According to my investigation, Nigeria has entered into 28 Bilateral Investment Treaties (BITs) between 1986 and November 2015.
Of the total number, 13 are currently in force, 14 are signed, and 1 repealed. The Bilateral Investment Treaties (BITs) currently in force are entered into with Finland, France, Germany, Italy, Netherlands, Romania, Serbia, Spain, South Korea, Sweden, Switzerland, Taiwan, and United Kingdom.
The 14 BITs signed by Nigeria but are yet to enter into operation were signed as far as 1996.
In addition to the usual investment protection standards, these BITs provide that a contracting state shall not damage by irrational or unfair means the maintenance, management, disposal of investment in its territory of nationals or companies of the other Contracting Party.
And the same recompense for losses suffered due to a safety event made to a domestic investor shall be allowed to the investor from the other contracting state.
These BITs also provide for the right of subrogation, allowing foreign investors to obtain suitable investment insurance and for these investment insurance providers to seek remedy on their behalf from Nigeria.
The BITs that are presently in force have also made satisfactory requirements for the standard investment protection. These include fair and equitable treatment, umbrella clauses, most favored nation status, national treatment, obligations against arbitrary and discriminatory measures, and security.
Multilateral Investment Treaties (MITs): Economic Community of West African States (ECOWAS) treaty is one of the famous MITs Nigeria has entered. The ECOWAS treaty was signed on 28th May 1975; it came into force on the 20th June 1975.
The treaty currently has 15 signatories who are member states of ECOWAS.
Article 2 of the Treaty gives ‘Community Enterprise’ status to businesses whose equity capital is owned by two or more member states and citizens or institutions of the Community.
Article 16 of the Treaty provides that Community Enterprise shall be accorded favorable treatment withregardingentives and advantages. It shall not be nationalized or expropriated by the government of any member state except for valid reasons of public interest and subject to prompt and adequate compensation.

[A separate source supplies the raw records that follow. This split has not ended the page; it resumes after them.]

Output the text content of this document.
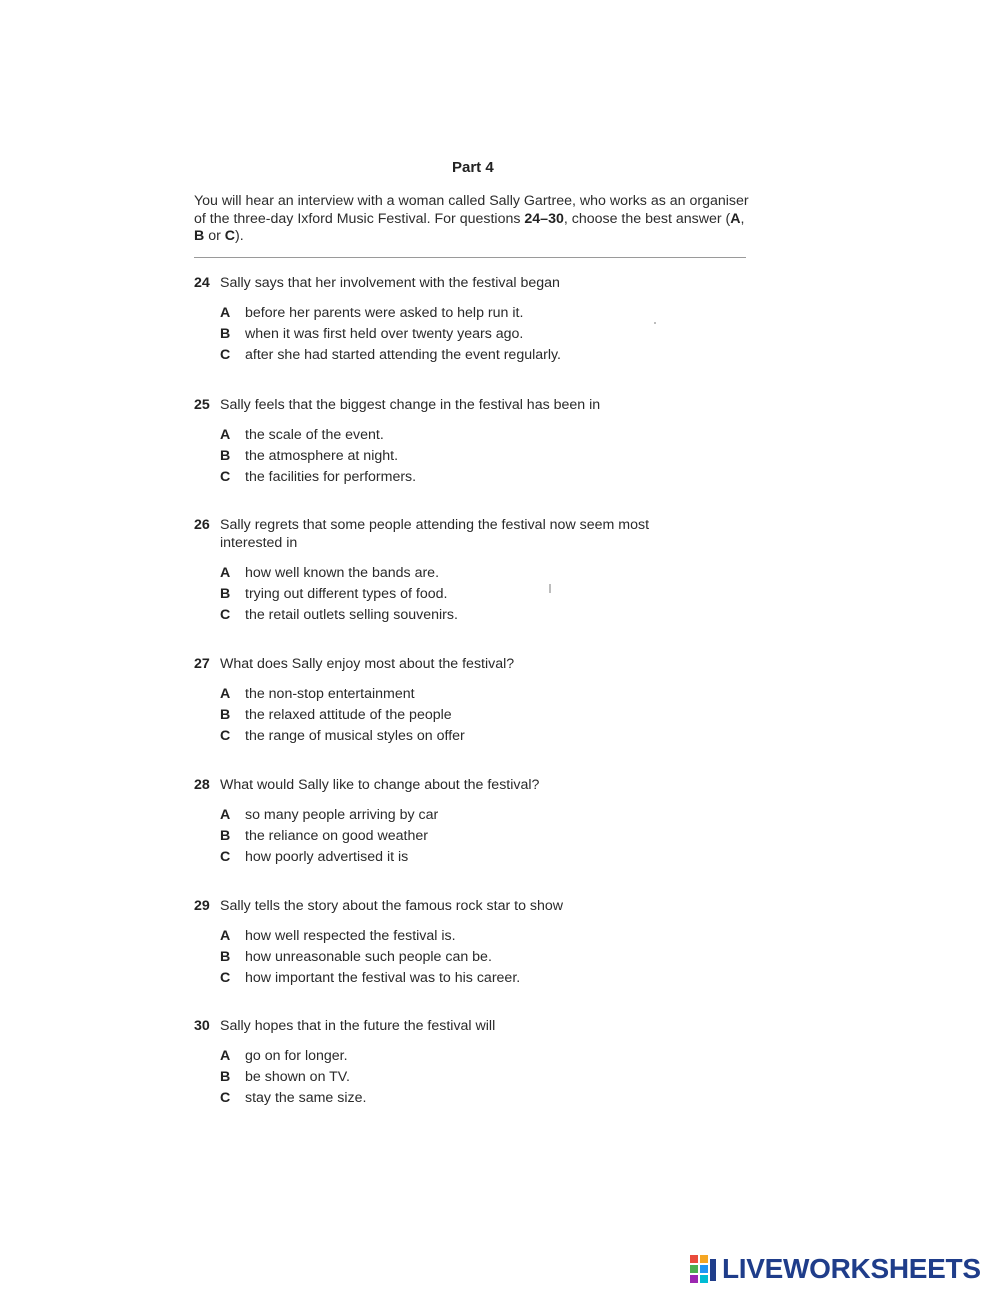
Part 4
You will hear an interview with a woman called Sally Gartree, who works as an organiser of the three-day Ixford Music Festival. For questions 24–30, choose the best answer (A, B or C).
24 Sally says that her involvement with the festival began
A	before her parents were asked to help run it.
B	when it was first held over twenty years ago.
C	after she had started attending the event regularly.
25 Sally feels that the biggest change in the festival has been in
A	the scale of the event.
B	the atmosphere at night.
C	the facilities for performers.
26 Sally regrets that some people attending the festival now seem most interested in
A	how well known the bands are.
B	trying out different types of food.
C	the retail outlets selling souvenirs.
27 What does Sally enjoy most about the festival?
A	the non-stop entertainment
B	the relaxed attitude of the people
C	the range of musical styles on offer
28 What would Sally like to change about the festival?
A	so many people arriving by car
B	the reliance on good weather
C	how poorly advertised it is
29 Sally tells the story about the famous rock star to show
A	how well respected the festival is.
B	how unreasonable such people can be.
C	how important the festival was to his career.
30 Sally hopes that in the future the festival will
A	go on for longer.
B	be shown on TV.
C	stay the same size.
LIVEWORKSHEETS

Organization of Islamic Conference (OIC) investment treaty is another MIT Nigeria has entered into to provide favorable conditions for foreign investments.
OIC is a treaty with an Agreement on Promotion, Protection, and Guarantee of Investments among the Member States of the Organization of the Islamic Conference, which came into force in September 1986.
Chapter 2 of the Treaty mandates all member states of the Organization of Islamic Countries to provide adequate security and protection to the invested capital of an investor who is a national of another contracting member state.
The terms of protection specifically include the enjoyment of equal treatment, undertaking not to adopt measures that may directly or indirectly affect the ownership of the investor’s capital or investment, and not expropriate any investment except it is in the public interest prompt payment of adequate compensation.